—No esperes que te diga algo —susurró su reflejo
en el agua.
El perro alzando las
orejas miró a su alrededor, trató de encontrar a alguien más pero excepto por los
árboles, las rocas y la basura de los lugareños, estaba solo cerca del
charco-laguna.
—Ya
veo —contestó
el perro—. No dirás nada, no lo esperaba, —acentuó moviendo el hocico cerca del
agua.
El aire se sentía
helar, las nubes avanzaban mecánicas, el cielo era una especie de imagen
repetida como si se diera vuelta a la misma cinta una y otra vez.
—Pues sí —volvió a hablar el reflejo—. A
veces este mundo es un aburrimiento.
—No
de este lado —respondió a sí mismo.
—Pues sería fantástico cambiar lugares, aunque ni las
sombras tienen tanta suerte. ¿Ellas, serán inmortales? —preguntó el reflejo.
—Nadie es inmortal a la luz, —se contestó.
El reflejo comenzó a
difuminarse, el agua del charco-laguna se abrió en una especie de remolino y
con ella su memoria giró, (vórtice, el tiempo es apariencia, un montoncito de
reflejos, acaso un lento ciclón que algunos días todo lo agita, dentro).
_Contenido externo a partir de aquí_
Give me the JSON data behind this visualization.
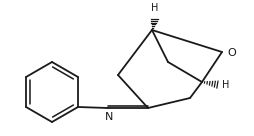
{
  "fig_width": 2.54,
  "fig_height": 1.36,
  "dpi": 100,
  "bg_color": "#ffffff",
  "line_color": "#1a1a1a",
  "line_width": 1.3,
  "font_size": 8,
  "font_size_h": 7,
  "o_label": "O",
  "n_label": "N",
  "h_top_label": "H",
  "h_bot_label": "H",
  "n_dashes": 6
}
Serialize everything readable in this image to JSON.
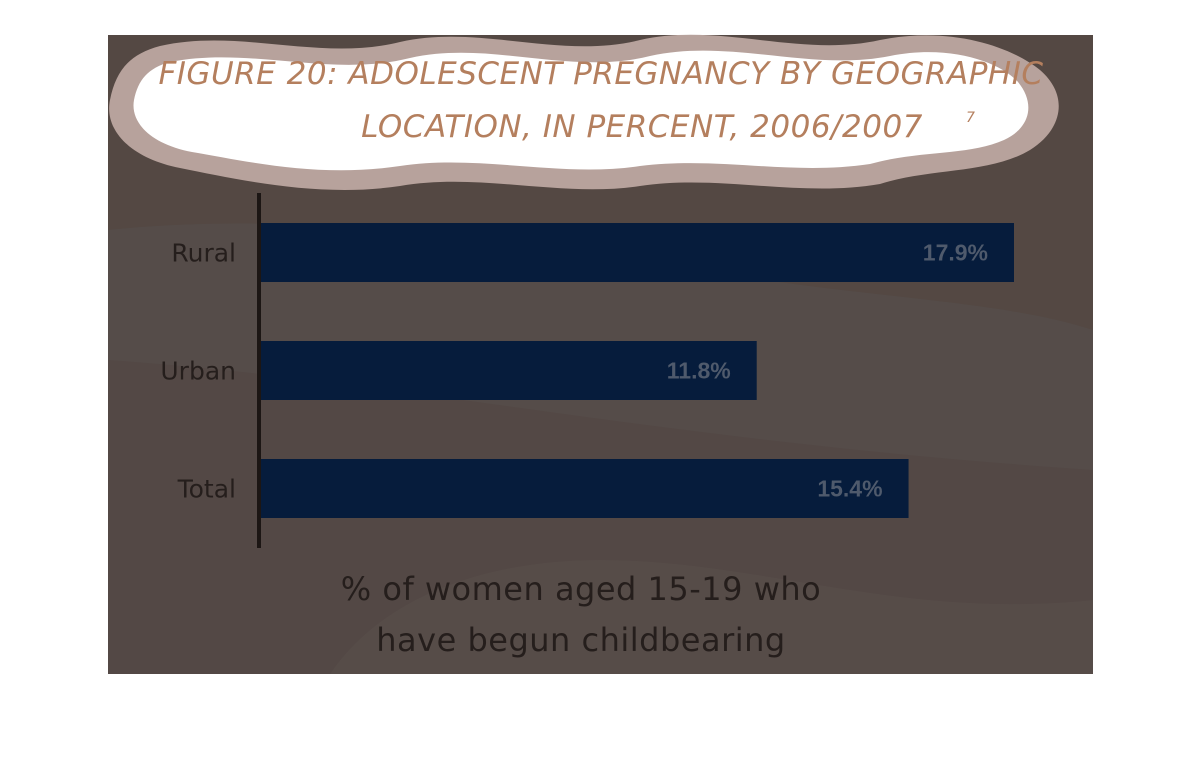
{
  "title": {
    "line1": "FIGURE 20: ADOLESCENT PREGNANCY BY GEOGRAPHIC",
    "line2": "LOCATION, IN PERCENT, 2006/2007",
    "footnote": "7"
  },
  "colors": {
    "background": "#544843",
    "cloud_outer": "#b7a29c",
    "cloud_inner": "#ffffff",
    "title_text": "#b47f5e",
    "bar": "#061c3c",
    "value_text": "#4f5a6c",
    "label_text": "#251e1c",
    "axis": "#1c1614"
  },
  "chart_data": {
    "type": "bar",
    "orientation": "horizontal",
    "categories": [
      "Rural",
      "Urban",
      "Total"
    ],
    "values": [
      17.9,
      11.8,
      15.4
    ],
    "value_labels": [
      "17.9%",
      "11.8%",
      "15.4%"
    ],
    "xlabel_lines": [
      "% of women aged 15-19 who",
      "have begun childbearing"
    ],
    "xlim": [
      0,
      17.9
    ],
    "grid": false,
    "legend": "none"
  }
}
Su
primer recuerdo: el vuelo de una rechoncha torcacita tras los pies de su dueño,
de quien sólo alcanza a rememorar unas botas anchas, de plástico. Su primer
sentir: una mano sobándole la cabeza suavecito, diciéndole algo dulce y
ridículo. Su primer sabor: salado. Su primer sonido: respiración agitada. Su
primer dolor: pisar un torito. ¿Cuántos años tiene? no lo sabe, pero casi
recuerda su primer ladrido mientras en el agua las líneas siguen
multiplicándose, tantas tantas líneas como lunas ha presenciado.